CHWP B.21 | Catach, "Les dictionnaires de l'Académie française" |
Une autre caractéristique du Dictionnaire de l'Académie est son ouverture d'esprit. Contrairement à ce qu'on pourrait croire, un ouvrage qui s'était forgé au départ sous les auspices des meilleurs grammairiens, dont la rédaction avait d'abord été confiée à Vaugelas (lequel était allé dans sa rédaction jusqu'à la lettre M), dans une atmosphère culturelle générale aussi animée, ne pouvait être un ouvrage "normatif", tel que nous l'entendons aujourd'hui.

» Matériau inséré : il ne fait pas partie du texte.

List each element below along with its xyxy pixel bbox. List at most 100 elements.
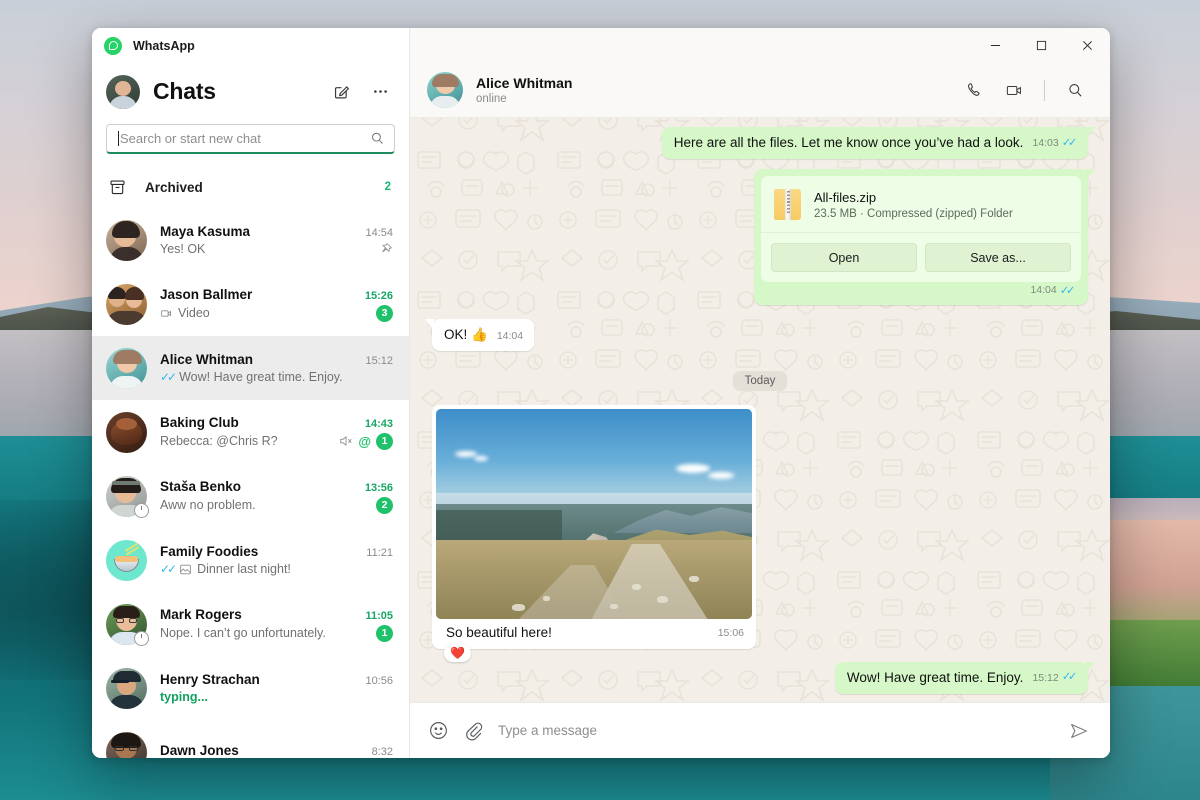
read-receipt-icon: ✓✓ <box>1061 136 1078 149</box>
chat-item-content: Mark Rogers 11:05 Nope. I can’t go unfor… <box>160 607 393 642</box>
date-divider: Today <box>432 371 1088 392</box>
read-receipt-icon: ✓✓ <box>1059 285 1076 298</box>
whatsapp-window: WhatsApp Chats Search or start new chat … <box>92 28 1110 758</box>
chat-preview: Dinner last night! <box>197 562 291 576</box>
video-camera-icon[interactable] <box>997 73 1031 107</box>
chat-list-item[interactable]: Dawn Jones 8:32 <box>92 720 409 758</box>
unread-badge: 2 <box>376 496 393 514</box>
open-file-button[interactable]: Open <box>771 243 917 273</box>
chat-item-content: Jason Ballmer 15:26 Video 3 <box>160 287 393 322</box>
message-meta: 14:04 <box>497 329 523 344</box>
file-attachment-card: All-files.zip 23.5 MB · Compressed (zipp… <box>761 176 1081 283</box>
chat-list-item[interactable]: Henry Strachan 10:56 typing... <box>92 656 409 720</box>
archive-box-icon <box>110 179 125 194</box>
message-text: OK! 👍 <box>444 327 488 343</box>
chat-time: 11:21 <box>366 547 393 559</box>
message-row: OK! 👍 14:04 <box>425 319 1088 352</box>
close-button[interactable] <box>1064 28 1110 63</box>
compose-icon[interactable] <box>328 79 354 105</box>
chat-name: Maya Kasuma <box>160 224 251 239</box>
read-receipt-icon: ✓✓ <box>1061 671 1078 684</box>
message-bubble-incoming[interactable]: OK! 👍 14:04 <box>425 319 535 352</box>
chat-list-item[interactable]: Jason Ballmer 15:26 Video 3 <box>92 272 409 336</box>
chat-time: 14:54 <box>365 227 393 239</box>
message-meta: 15:06 <box>718 627 744 640</box>
attachment-clip-icon[interactable] <box>463 720 484 741</box>
message-meta: 14:04 ✓✓ <box>1030 283 1075 298</box>
date-label: Today <box>732 371 788 392</box>
more-options-icon[interactable] <box>367 79 393 105</box>
message-bubble-outgoing[interactable]: Wow! Have great time. Enjoy. 15:12 ✓✓ <box>834 661 1095 694</box>
message-bubble-file[interactable]: All-files.zip 23.5 MB · Compressed (zipp… <box>754 169 1095 306</box>
chat-list-item[interactable]: Mark Rogers 11:05 Nope. I can’t go unfor… <box>92 592 409 656</box>
search-icon <box>372 132 383 144</box>
emoji-icon[interactable] <box>428 720 449 741</box>
chat-time: 15:26 <box>364 289 393 302</box>
unread-badge: 1 <box>376 432 393 450</box>
message-row: All-files.zip 23.5 MB · Compressed (zipp… <box>432 169 1095 306</box>
file-info: All-files.zip 23.5 MB · Compressed (zipp… <box>761 176 1081 232</box>
mute-icon <box>340 436 352 446</box>
contact-avatar[interactable] <box>427 72 463 108</box>
message-list[interactable]: Here are all the files. Let me know once… <box>410 118 1110 702</box>
maximize-button[interactable] <box>1018 28 1064 63</box>
window-titlebar <box>410 28 1110 63</box>
app-title: WhatsApp <box>133 38 195 53</box>
message-text: Wow! Have great time. Enjoy. <box>846 669 1024 685</box>
chat-item-content: Staša Benko 13:56 Aww no problem. 2 <box>160 479 393 514</box>
phone-icon[interactable] <box>957 73 991 107</box>
file-actions: Open Save as... <box>761 233 1081 282</box>
chat-name: Alice Whitman <box>160 352 254 367</box>
chat-list-item[interactable]: Baking Club 14:43 Rebecca: @Chris R? @1 <box>92 400 409 464</box>
chat-item-content: Henry Strachan 10:56 typing... <box>160 672 393 704</box>
chat-name: Henry Strachan <box>160 672 260 687</box>
sidebar: WhatsApp Chats Search or start new chat … <box>92 28 410 758</box>
chat-search-icon[interactable] <box>1058 73 1092 107</box>
chat-avatar <box>106 283 147 325</box>
mention-icon: @ <box>358 433 371 449</box>
file-name: All-files.zip <box>814 189 877 205</box>
my-profile-avatar[interactable] <box>106 74 140 109</box>
unread-badge: 1 <box>376 624 393 642</box>
image-caption: So beautiful here! <box>446 625 552 641</box>
message-row: So beautiful here! 15:06 ❤️ <box>432 405 1088 663</box>
chat-preview: Video <box>178 306 210 320</box>
chat-time: 11:05 <box>365 609 393 622</box>
contact-info: Alice Whitman online <box>476 75 572 105</box>
message-bubble-image[interactable]: So beautiful here! 15:06 ❤️ <box>432 405 756 663</box>
bubble-tail <box>1086 661 1095 673</box>
contact-status: online <box>476 93 507 105</box>
pin-icon <box>382 243 393 253</box>
photo-attachment[interactable] <box>436 409 752 620</box>
page-title: Chats <box>153 78 216 104</box>
bubble-tail <box>1086 127 1095 138</box>
sidebar-item-archived[interactable]: Archived 2 <box>92 166 409 208</box>
message-time: 14:04 <box>496 330 524 343</box>
chat-time: 10:56 <box>365 675 393 687</box>
chat-list-item[interactable]: Maya Kasuma 14:54 Yes! OK <box>92 208 409 272</box>
chat-list-item[interactable]: Staša Benko 13:56 Aww no problem. 2 <box>92 464 409 528</box>
minimize-button[interactable] <box>972 28 1018 63</box>
search-box[interactable] <box>106 124 395 154</box>
chat-list-item[interactable]: Family Foodies 11:21 ✓✓ Dinner last nigh… <box>92 528 409 592</box>
archived-label: Archived <box>145 179 203 195</box>
send-icon[interactable] <box>1068 720 1090 742</box>
message-text: Here are all the files. Let me know once… <box>673 135 1024 150</box>
search-container <box>92 120 409 166</box>
chat-avatar <box>106 411 147 453</box>
message-meta: 15:12 ✓✓ <box>1032 670 1077 687</box>
save-as-button[interactable]: Save as... <box>925 243 1071 273</box>
chat-avatar <box>106 603 149 646</box>
chat-preview: Rebecca: @Chris R? <box>160 434 278 448</box>
chat-list[interactable]: Maya Kasuma 14:54 Yes! OK Jason Ballmer … <box>92 208 409 758</box>
message-reaction[interactable]: ❤️ <box>444 644 471 663</box>
search-input[interactable] <box>120 131 370 146</box>
unread-badge: 3 <box>376 304 393 322</box>
chat-list-item[interactable]: Alice Whitman 15:12 ✓✓ Wow! Have great t… <box>92 336 409 400</box>
bubble-tail <box>1086 169 1095 181</box>
message-input[interactable] <box>498 723 1054 738</box>
message-time: 14:04 <box>1030 284 1057 297</box>
message-row: Here are all the files. Let me know once… <box>432 127 1095 160</box>
message-bubble-outgoing[interactable]: Here are all the files. Let me know once… <box>661 127 1095 160</box>
file-meta: 23.5 MB · Compressed (zipped) Folder <box>814 207 1013 220</box>
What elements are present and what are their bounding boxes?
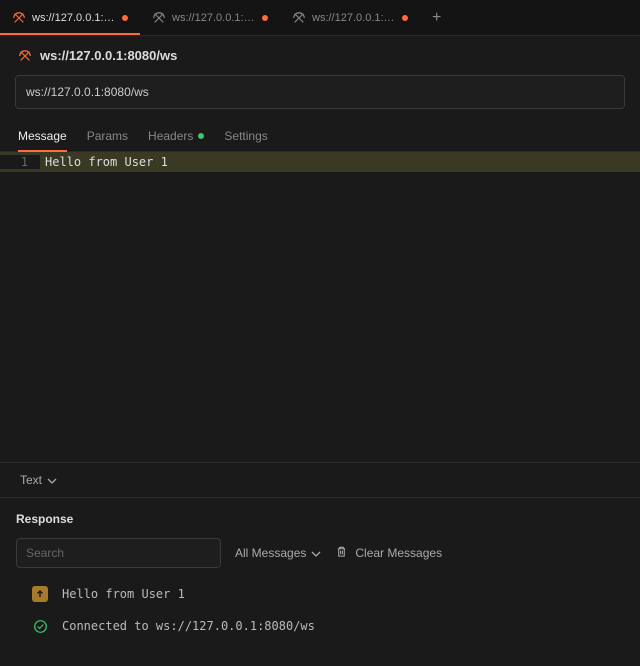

Citons la "Première observation" des Cahiers de Mézeray concernant l'orthographe:
Les Académiciens ont appliqué cette doctrine bien au-delà du domaine de l'orthographe. Il s'agit d'une attitude relativiste de "bon usage", qui privilégie une ou plusieurs façons de parler, du moment qu'elles viennent des gens de bien, sans pour cela rejeter les autres. Nous avons mentionné leur ouverture aux parlers populaires et nous parlerons plus loin des variantes de tous ordres qui sont présentes dans le Dictionnaire. Mais il faudrait également étudier dans les définitions (inégales, parce que faites par des mains différentes, voire multiples) la richesse des analyses, des synonymes; ainsi, sous eslargir: "On dit de quelqu'un qu'il s'eslargit, pour dire, qu'il prend davantage de terrein, d'espace, qu'il estend, qu'il agrandit sa terre, son parc, etc., soit par acquisition ou autrement."
On trouve rarement dans les articles des mentions de niveaux de langue, excepté celles de "bas", "vulgaire", "vieux", etc., rendues fréquentes en raison du grand nombre de termes familiers ou argotiques acceptés ou réappréciés par l'Académie. La première édition est bien le reflet de son temps, qui est un temps d'équilibre: courtisane et moderniste comme Perrault (voir plus bas les nombreuses apparitions de féminins), raisonnable et conservatrice comme Boileau, sans qu'elle ait le plus souvent été tentée de trancher ni en mesure de choisir entre les uns et les autres.